Different folk choruses and dancers performed in the central park and other places. Singers dressed like Cossacks sang Ukrainian folk songs. Souvenirs were sold from the benches: clay figures of fantastic creatures, wooden carvings, and pisankas (painted eggs).

No doubt the high point of the celebration was a four-hour show at the stadium "Vorskla"--opened by the president. First, a long procession went around a football field. It represented the history of Poltava from Ancient Rus to the present day and literary and historic characters connected with the region--such as Cossack leaders, Swedes, the writer Mikola Gogol, and Natalka Poltavka (a character in a play by Kotlyarevsky). Participants dressed in embroidered shirts traveled on horses and in carts. There were pop-singers and dancers. A biplane flew by, and soon several parachutists landed on the field. (This is a traditional event during the big holidays in Poltava.)

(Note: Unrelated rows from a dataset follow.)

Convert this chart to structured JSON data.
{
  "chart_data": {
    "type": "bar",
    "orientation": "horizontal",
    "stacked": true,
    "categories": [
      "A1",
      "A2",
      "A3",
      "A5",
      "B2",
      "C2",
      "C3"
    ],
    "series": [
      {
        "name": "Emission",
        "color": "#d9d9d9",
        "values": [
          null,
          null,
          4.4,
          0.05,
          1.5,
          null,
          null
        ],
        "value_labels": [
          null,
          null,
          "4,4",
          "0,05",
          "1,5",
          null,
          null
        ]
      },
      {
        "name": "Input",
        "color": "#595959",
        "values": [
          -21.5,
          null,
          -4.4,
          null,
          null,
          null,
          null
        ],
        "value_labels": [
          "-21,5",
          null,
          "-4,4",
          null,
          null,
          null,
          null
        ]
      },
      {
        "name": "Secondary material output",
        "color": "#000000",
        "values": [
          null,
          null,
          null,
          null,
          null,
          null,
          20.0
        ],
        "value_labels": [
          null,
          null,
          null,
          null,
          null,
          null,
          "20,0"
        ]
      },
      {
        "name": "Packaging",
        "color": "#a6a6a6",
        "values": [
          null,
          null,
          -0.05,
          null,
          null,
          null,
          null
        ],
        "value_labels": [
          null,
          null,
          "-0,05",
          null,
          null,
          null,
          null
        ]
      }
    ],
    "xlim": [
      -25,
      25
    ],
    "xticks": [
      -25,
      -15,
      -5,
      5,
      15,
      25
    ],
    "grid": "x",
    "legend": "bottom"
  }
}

Perhaps the most spectacular parts of the show were the last two acts. The first was a scene from Ukrainian history. Cossacks stood in their towers on post, when they suddenly noticed Turks sneaking up on them. The skirmish began. Muskets cracked and exhaled clouds of warm, gray smoke that finally covered the football field and turned it into a real battlefield. The enemy came closer and closer. In the next moment, sabers flashed in the stadium lights. Certainly, the attack was repulsed, because who wields a saber and musket better than a Cossack? The second scene was performed by several hundred students who executed various waves, great flowers, and so on. Ten minutes of fireworks completed the show, and the celebration was over. What remained when all had been said and done? For me, the town seemed much more beautiful, and that?s not bad. Poltava had leaped out and paused in the air for a moment--like a dolphin--and then sank back into the sea of time.

Poltava has a lively nightlife, many good restaurants and a wide variety of museums and theatres. And at the same time it's quiet and friendly city, which belong to one of the coziest and safest cities of Ukraine.